Attracting someone can take a lot of work, but it can also be as easy as saying hi. It’s all about luck and how you present yourself. But if your charisma shines through, your chances of getting a date will be much higher. Why? Let’s find out.
#1 Being charismatic makes you stand out. This doesn’t mean that you’re getting attention because you’re expressing yourself boisterously and loudly. It means that no matter what you’re doing, your presence lights up the room, which makes prospective dates zero in on your energy.
#2 Charismatic people are approachable. Most people don’t approach the person they like because they seem intimidating. Charismatic people get approached more often than those who look guarded. They are usually open to approaching other people, as well. [Read: 13 ways to be a more approachable person]
#3 You’ll be more fun to be with. You’ll know how to make people feel good because you take the time to know what a person needs. Rather than focusing on yourself, you will urge people to join in on the fun or just keep them company when they’re feeling down.
#4 You become self-aware. Since being charismatic entails drawing the attention of others, you become more aware of how people perceive you and how you should act. This then becomes a cycle of drawing others’ attention and getting them to like being around you, which will draw in more positive energy and attention.
#5 You take a holistic approach to your relationships. With charisma, you can approach problems in a way that’s best for everyone involved, thanks to traits like social sensitivity and expressiveness. You can take into account everyone’s take on the matter, and you can express possible solutions that would benefit everyone.
How can you be charismatic?
Now, we get to the good part. There’s no easy, step-by-step procedure that you can use to gain charisma, but there are some easy ways in which you can bring out the charisma that’s already inside of you.

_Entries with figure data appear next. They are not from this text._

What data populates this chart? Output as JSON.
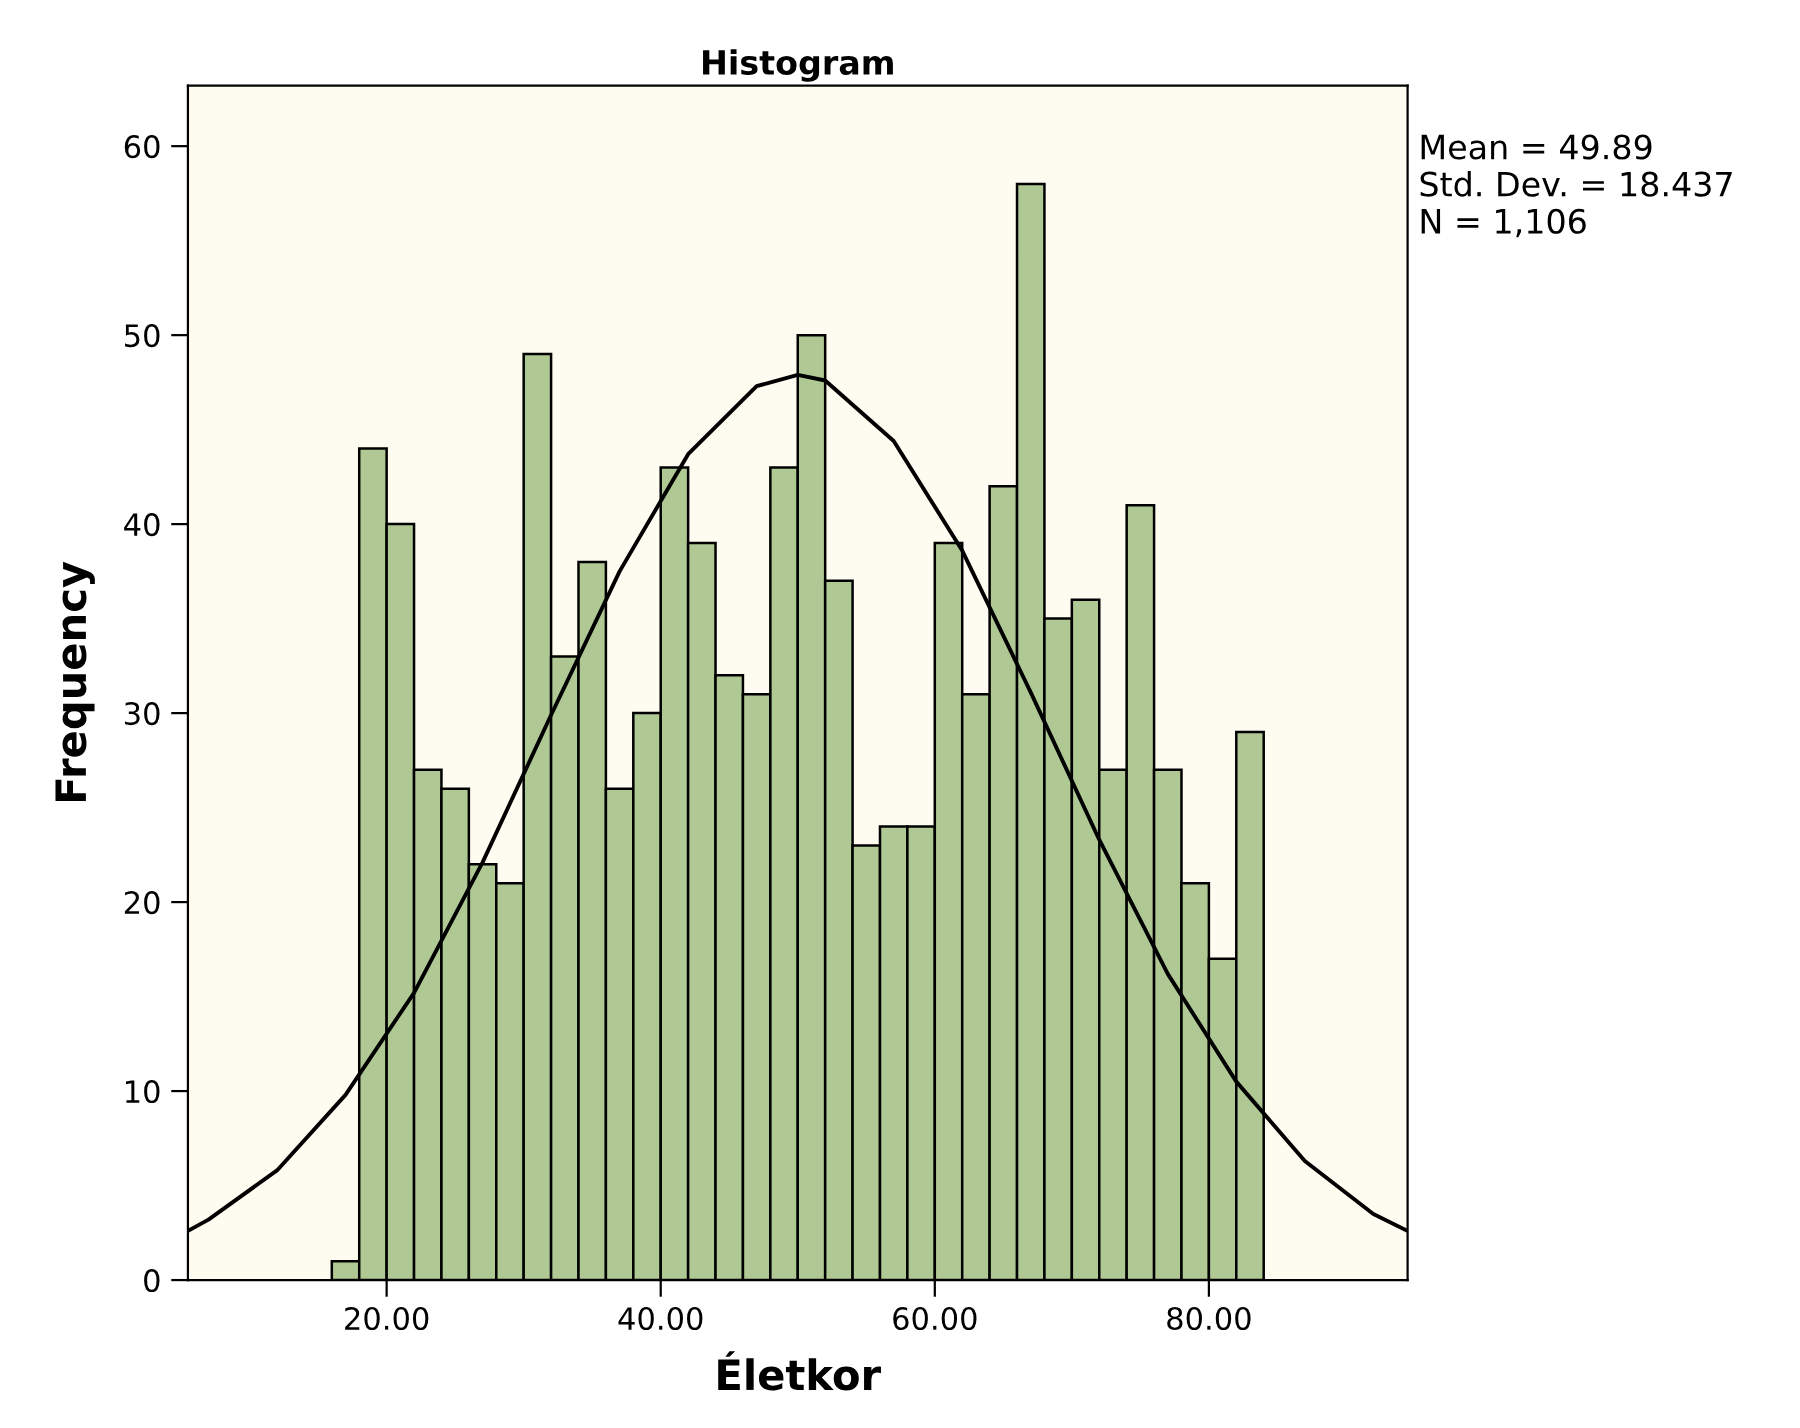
{
  "chart_data": {
    "type": "histogram",
    "title": "Histogram",
    "xlabel": "Életkor",
    "ylabel": "Frequency",
    "bins": [
      16,
      18,
      20,
      22,
      24,
      26,
      28,
      30,
      32,
      34,
      36,
      38,
      40,
      42,
      44,
      46,
      48,
      50,
      52,
      54,
      56,
      58,
      60,
      62,
      64,
      66,
      68,
      70,
      72,
      74,
      76,
      78,
      80,
      82,
      84
    ],
    "series": [
      {
        "color": "#b0c994",
        "values": [
          1,
          44,
          40,
          27,
          26,
          22,
          21,
          49,
          33,
          38,
          26,
          30,
          43,
          39,
          32,
          31,
          43,
          50,
          37,
          23,
          24,
          24,
          39,
          31,
          42,
          58,
          35,
          36,
          27,
          41,
          27,
          21,
          17,
          29
        ]
      },
      {
        "type": "line",
        "color": "#000000",
        "x": [
          5.5,
          7,
          12,
          17,
          22,
          27,
          32,
          37,
          42,
          47,
          50,
          52,
          57,
          62,
          67,
          72,
          77,
          82,
          87,
          92,
          94.5
        ],
        "values": [
          2.6,
          3.2,
          5.8,
          9.8,
          15.2,
          22.1,
          29.9,
          37.5,
          43.7,
          47.3,
          47.9,
          47.6,
          44.4,
          38.6,
          31.1,
          23.3,
          16.2,
          10.5,
          6.3,
          3.5,
          2.6
        ]
      }
    ],
    "xlim": [
      5.5,
      94.5
    ],
    "ylim": [
      0,
      63.2
    ],
    "xticks": [
      {
        "value": 20,
        "label": "20.00"
      },
      {
        "value": 40,
        "label": "40.00"
      },
      {
        "value": 60,
        "label": "60.00"
      },
      {
        "value": 80,
        "label": "80.00"
      }
    ],
    "yticks": [
      0,
      10,
      20,
      30,
      40,
      50,
      60
    ],
    "grid": false,
    "legend": false,
    "annotations": [
      "Mean = 49.89",
      "Std. Dev. = 18.437",
      "N = 1,106"
    ]
  }
}
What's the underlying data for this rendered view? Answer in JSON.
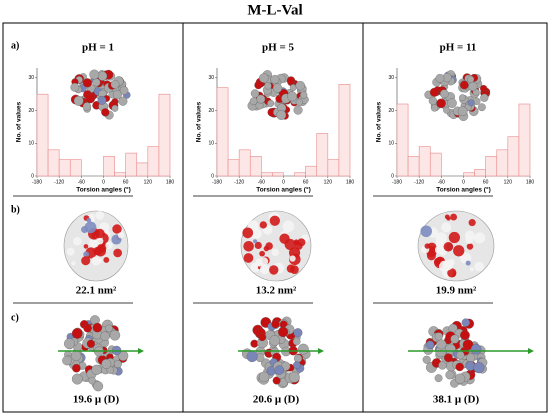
{
  "title": "M-L-Val",
  "row_labels": [
    "a)",
    "b)",
    "c)"
  ],
  "surface_areas": [
    "22.1 nm²",
    "13.2 nm²",
    "19.9 nm²"
  ],
  "dipoles": [
    "19.6 μ (D)",
    "20.6 μ (D)",
    "38.1 μ (D)"
  ],
  "chart_data": [
    {
      "type": "histogram",
      "title": "pH = 1",
      "x_label": "Torsion angles (°)",
      "y_label": "No. of values",
      "bins": [
        -180,
        -150,
        -120,
        -90,
        -60,
        -30,
        0,
        30,
        60,
        90,
        120,
        150,
        180
      ],
      "values": [
        25,
        8,
        5,
        5,
        0,
        0,
        6,
        1,
        7,
        4,
        9,
        25
      ],
      "color": "#fde6e6",
      "edge_color": "#e88a8a",
      "xlim": [
        -180,
        180
      ],
      "xticks": [
        -180,
        -120,
        -60,
        0,
        60,
        120,
        180
      ],
      "ylim": [
        0,
        33
      ],
      "yticks": [
        0,
        10,
        20,
        30
      ]
    },
    {
      "type": "histogram",
      "title": "pH = 5",
      "x_label": "Torsion angles (°)",
      "y_label": "No. of values",
      "bins": [
        -180,
        -150,
        -120,
        -90,
        -60,
        -30,
        0,
        30,
        60,
        90,
        120,
        150,
        180
      ],
      "values": [
        27,
        5,
        8,
        6,
        1,
        1,
        0,
        1,
        3,
        13,
        5,
        28
      ],
      "color": "#fde6e6",
      "edge_color": "#e88a8a",
      "xlim": [
        -180,
        180
      ],
      "xticks": [
        -180,
        -120,
        -60,
        0,
        60,
        120,
        180
      ],
      "ylim": [
        0,
        33
      ],
      "yticks": [
        0,
        10,
        20,
        30
      ]
    },
    {
      "type": "histogram",
      "title": "pH = 11",
      "x_label": "Torsion angles (°)",
      "y_label": "No. of values",
      "bins": [
        -180,
        -150,
        -120,
        -90,
        -60,
        -30,
        0,
        30,
        60,
        90,
        120,
        150,
        180
      ],
      "values": [
        22,
        6,
        9,
        7,
        0,
        0,
        1,
        2,
        6,
        8,
        12,
        22
      ],
      "color": "#fde6e6",
      "edge_color": "#e88a8a",
      "xlim": [
        -180,
        180
      ],
      "xticks": [
        -180,
        -120,
        -60,
        0,
        60,
        120,
        180
      ],
      "ylim": [
        0,
        33
      ],
      "yticks": [
        0,
        10,
        20,
        30
      ]
    }
  ]
}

#1 Be a healthy optimist. Try to find the positive in everything you encounter. By looking at the bright side of things, you will eventually develop a healthy and happy disposition that will effectively shine through.

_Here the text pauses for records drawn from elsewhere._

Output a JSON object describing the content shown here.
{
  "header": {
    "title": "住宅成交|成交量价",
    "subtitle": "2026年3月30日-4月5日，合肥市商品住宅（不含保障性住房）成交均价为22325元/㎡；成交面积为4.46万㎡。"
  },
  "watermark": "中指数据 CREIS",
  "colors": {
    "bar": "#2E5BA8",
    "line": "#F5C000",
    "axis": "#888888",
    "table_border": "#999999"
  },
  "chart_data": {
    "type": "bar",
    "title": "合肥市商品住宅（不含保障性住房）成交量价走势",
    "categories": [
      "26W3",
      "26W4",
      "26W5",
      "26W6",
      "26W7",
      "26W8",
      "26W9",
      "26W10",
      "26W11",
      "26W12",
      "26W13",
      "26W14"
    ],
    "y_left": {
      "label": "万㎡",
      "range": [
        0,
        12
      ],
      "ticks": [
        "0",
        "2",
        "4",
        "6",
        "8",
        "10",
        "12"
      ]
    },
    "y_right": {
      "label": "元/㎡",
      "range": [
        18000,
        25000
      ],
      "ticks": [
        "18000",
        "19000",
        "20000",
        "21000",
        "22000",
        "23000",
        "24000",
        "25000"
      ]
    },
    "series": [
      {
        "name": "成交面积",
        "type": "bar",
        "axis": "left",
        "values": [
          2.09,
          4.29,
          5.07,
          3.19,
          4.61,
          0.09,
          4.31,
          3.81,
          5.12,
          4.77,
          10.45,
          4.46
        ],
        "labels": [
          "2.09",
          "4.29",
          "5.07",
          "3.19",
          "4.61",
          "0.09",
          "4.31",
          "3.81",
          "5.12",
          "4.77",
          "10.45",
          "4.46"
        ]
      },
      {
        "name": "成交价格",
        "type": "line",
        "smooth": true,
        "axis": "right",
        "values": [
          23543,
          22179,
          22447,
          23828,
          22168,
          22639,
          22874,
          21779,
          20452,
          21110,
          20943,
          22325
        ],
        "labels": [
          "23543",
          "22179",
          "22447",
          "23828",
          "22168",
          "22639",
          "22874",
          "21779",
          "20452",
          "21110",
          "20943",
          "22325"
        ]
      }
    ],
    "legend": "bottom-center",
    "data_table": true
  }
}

#2 Don’t be shy! Say hi to a random person or get to know one standing right beside you. Who knows? That person may just be your next date. [Read: 10 teeny tiny changes that will improve your love life]
#3 Express yourself honestly. Remember when we said charismatic people are expressive? Do just that. Tell people how you really feel, but don’t do it in a way that will make them uncomfortable.

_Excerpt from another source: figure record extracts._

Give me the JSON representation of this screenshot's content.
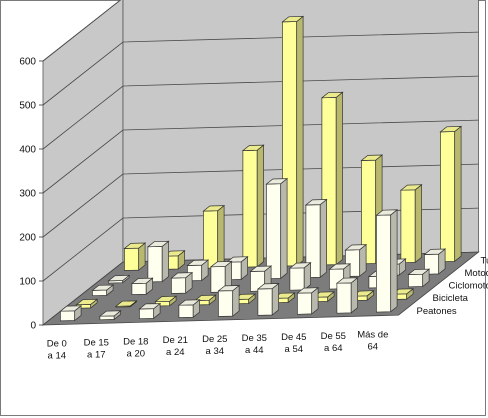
{
  "chart_data": {
    "type": "bar",
    "subtype": "3d-clustered",
    "categories": [
      [
        "De 0",
        "a 14"
      ],
      [
        "De 15",
        "a 17"
      ],
      [
        "De 18",
        "a 20"
      ],
      [
        "De 21",
        "a 24"
      ],
      [
        "De 25",
        "a 34"
      ],
      [
        "De 35",
        "a 44"
      ],
      [
        "De 45",
        "a 54"
      ],
      [
        "De 55",
        "a 64"
      ],
      [
        "Más de",
        "64"
      ]
    ],
    "series": [
      {
        "name": "Peatones",
        "color": "#FFFFF0",
        "values": [
          22,
          8,
          22,
          28,
          58,
          60,
          48,
          68,
          220
        ]
      },
      {
        "name": "Bicicleta",
        "color": "#FFFF99",
        "values": [
          8,
          2,
          10,
          10,
          10,
          10,
          10,
          10,
          12
        ]
      },
      {
        "name": "Ciclomotor",
        "color": "#FFFFF0",
        "values": [
          12,
          25,
          35,
          58,
          45,
          50,
          45,
          26,
          28
        ]
      },
      {
        "name": "Motocicleta",
        "color": "#FFFFF0",
        "values": [
          5,
          80,
          35,
          40,
          215,
          165,
          60,
          25,
          45
        ]
      },
      {
        "name": "Turismo",
        "color": "#FFFF99",
        "values": [
          50,
          30,
          130,
          265,
          555,
          380,
          235,
          165,
          295
        ]
      }
    ],
    "ylim": [
      0,
      600
    ],
    "yticks": [
      "0",
      "100",
      "200",
      "300",
      "400",
      "500",
      "600"
    ],
    "grid": true,
    "legend": "series-axis-right"
  }
}
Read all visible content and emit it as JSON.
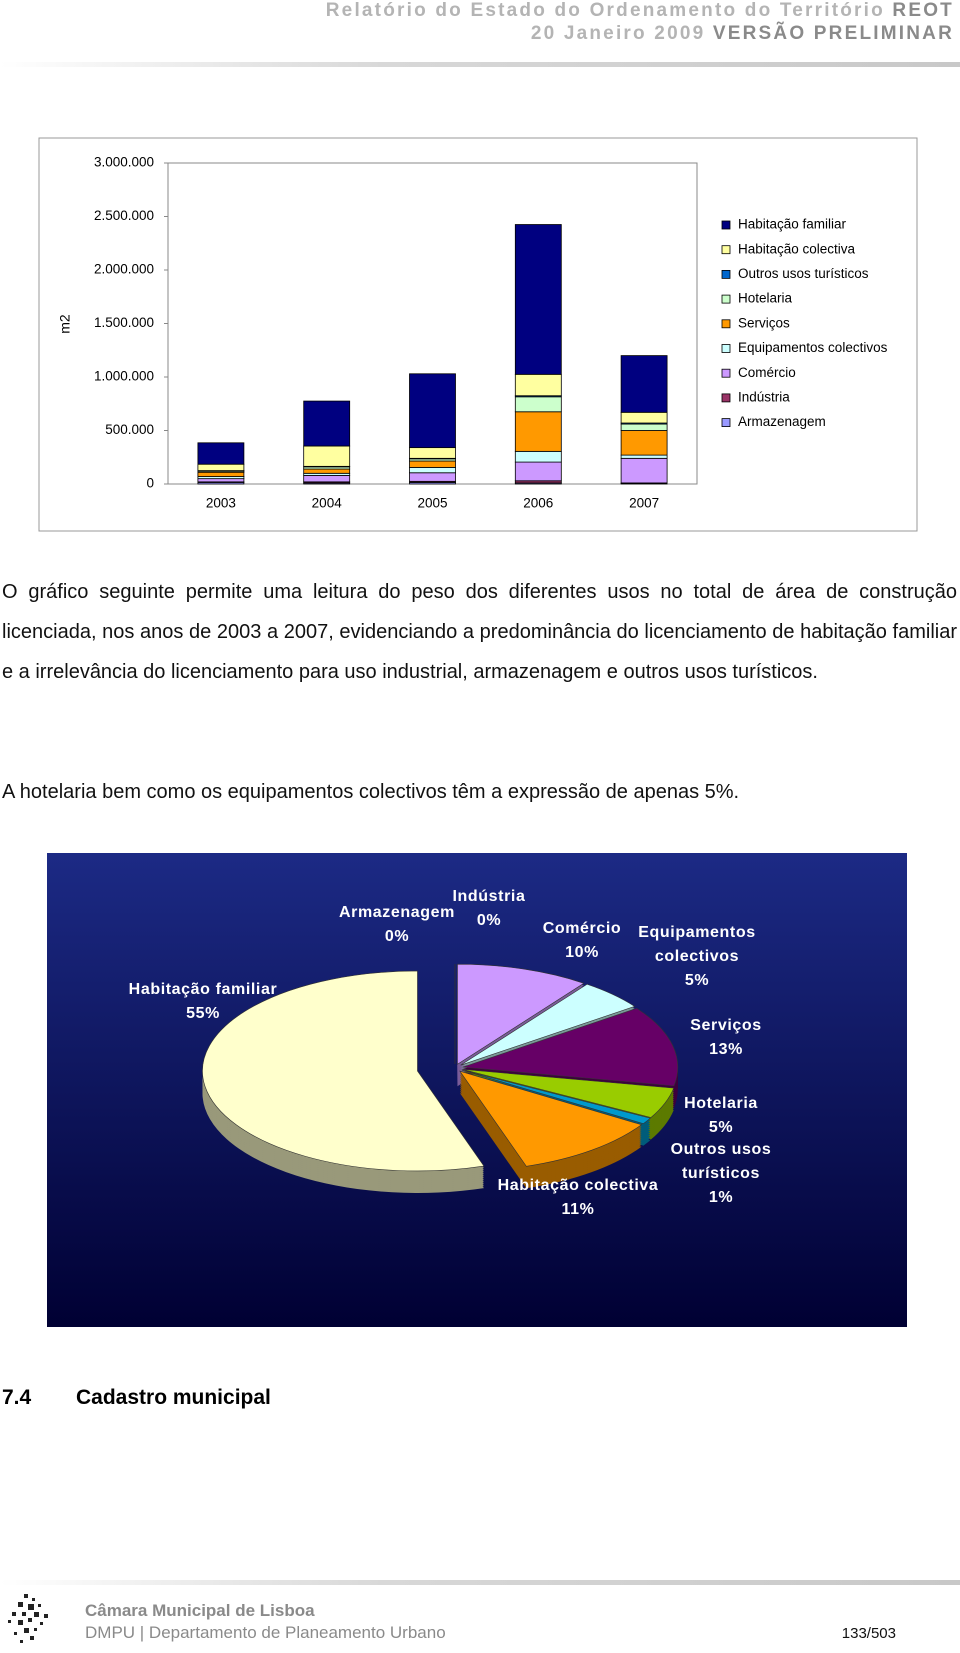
{
  "header": {
    "line1": "Relatório do Estado do Ordenamento do Território",
    "line1_emph": "REOT",
    "date": "20 Janeiro 2009",
    "version": "VERSÃO PRELIMINAR"
  },
  "chart_data": [
    {
      "type": "bar",
      "stacked": true,
      "y_label": "m2",
      "categories": [
        "2003",
        "2004",
        "2005",
        "2006",
        "2007"
      ],
      "series": [
        {
          "name": "Habitação familiar",
          "color": "#000080",
          "values": [
            200000,
            420000,
            690000,
            1400000,
            530000
          ]
        },
        {
          "name": "Habitação colectiva",
          "color": "#ffffa0",
          "values": [
            60000,
            190000,
            100000,
            200000,
            100000
          ]
        },
        {
          "name": "Outros usos turísticos",
          "color": "#0066cc",
          "values": [
            5000,
            5000,
            5000,
            10000,
            10000
          ]
        },
        {
          "name": "Hotelaria",
          "color": "#ccffcc",
          "values": [
            10000,
            20000,
            20000,
            140000,
            60000
          ]
        },
        {
          "name": "Serviços",
          "color": "#ff9900",
          "values": [
            40000,
            40000,
            60000,
            370000,
            230000
          ]
        },
        {
          "name": "Equipamentos colectivos",
          "color": "#ccffff",
          "values": [
            20000,
            20000,
            50000,
            100000,
            30000
          ]
        },
        {
          "name": "Comércio",
          "color": "#cc99ff",
          "values": [
            30000,
            60000,
            80000,
            175000,
            230000
          ]
        },
        {
          "name": "Indústria",
          "color": "#993366",
          "values": [
            5000,
            10000,
            10000,
            20000,
            5000
          ]
        },
        {
          "name": "Armazenagem",
          "color": "#9999ff",
          "values": [
            15000,
            10000,
            15000,
            10000,
            5000
          ]
        }
      ],
      "ylim": [
        0,
        3000000
      ],
      "yticks": [
        0,
        {
          "value": 500000,
          "label": "500.000"
        },
        {
          "value": 1000000,
          "label": "1.000.000"
        },
        {
          "value": 1500000,
          "label": "1.500.000"
        },
        {
          "value": 2000000,
          "label": "2.000.000"
        },
        {
          "value": 2500000,
          "label": "2.500.000"
        },
        {
          "value": 3000000,
          "label": "3.000.000"
        }
      ],
      "grid": false,
      "legend": "right"
    },
    {
      "type": "pie",
      "categories": [
        "Habitação familiar",
        "Habitação colectiva",
        "Outros usos turísticos",
        "Hotelaria",
        "Serviços",
        "Equipamentos colectivos",
        "Comércio",
        "Indústria",
        "Armazenagem"
      ],
      "values": [
        55,
        11,
        1,
        5,
        13,
        5,
        10,
        0,
        0
      ],
      "value_labels": [
        "55%",
        "11%",
        "1%",
        "5%",
        "13%",
        "5%",
        "10%",
        "0%",
        "0%"
      ],
      "colors": [
        "#ffffcc",
        "#ff9900",
        "#0099cc",
        "#99cc00",
        "#660066",
        "#ccffff",
        "#cc99ff",
        "#669933",
        "#9999ff"
      ]
    }
  ],
  "paragraphs": [
    "O gráfico seguinte permite uma leitura do peso dos diferentes usos no total de área de construção licenciada, nos anos de 2003 a 2007, evidenciando a predominância do licenciamento de habitação familiar e a irrelevância do licenciamento para uso industrial, armazenagem e outros usos turísticos.",
    "A hotelaria bem como os equipamentos colectivos têm a expressão de apenas 5%."
  ],
  "section": {
    "number": "7.4",
    "title": "Cadastro municipal"
  },
  "footer": {
    "org": "Câmara Municipal de Lisboa",
    "dept": "DMPU | Departamento de Planeamento Urbano",
    "page": "133/503"
  }
}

#4 Think before you speak. Charismatic people aren’t all about shock and awe. You don’t need to be overly outspoken or be the life of the party. Being intuitive and attentive can do more for you than being outspoken and opinionated.
#5 Treat everyone equally. No matter who you’re dating, don’t judge them because you think they’re better or less than you. Change your way of thinking to see the good in everyone, and you’ll end up finding someone you can connect with on a deeper level.
#6 Look and feel good. No matter how charismatic you are, you still have to make an effort to keep yourself looking neat and clean. Aside from that, you have to genuinely be able to appreciate yourself. Don’t fake your way to charisma. Be yourself, but make sure that you love who you are.
#7 Love what you do. The one defining factor of a charismatic person is their confidence in who they are. Find something you’re passionate about to complete the whole package, and everyone will see that indefinable spark that everyone keeps talking about.
If you look at the big picture, you’ll see that everything about being charismatic revolves around a person’s ability to be comfortable with themselves, their surroundings, and the people they encounter. Of course, we can’t all maintain an air of charisma. We will all encounter things that bring us down. But if we apply the points mentioned above in our daily lives, our relationships will be better off.
[Read: 9 sure ways to be a more charismatic person]
Don’t believe the hype that charisma is reserved only for the extroverted and superstars of the community. Everyone has it. You just have to know how to let it shine through.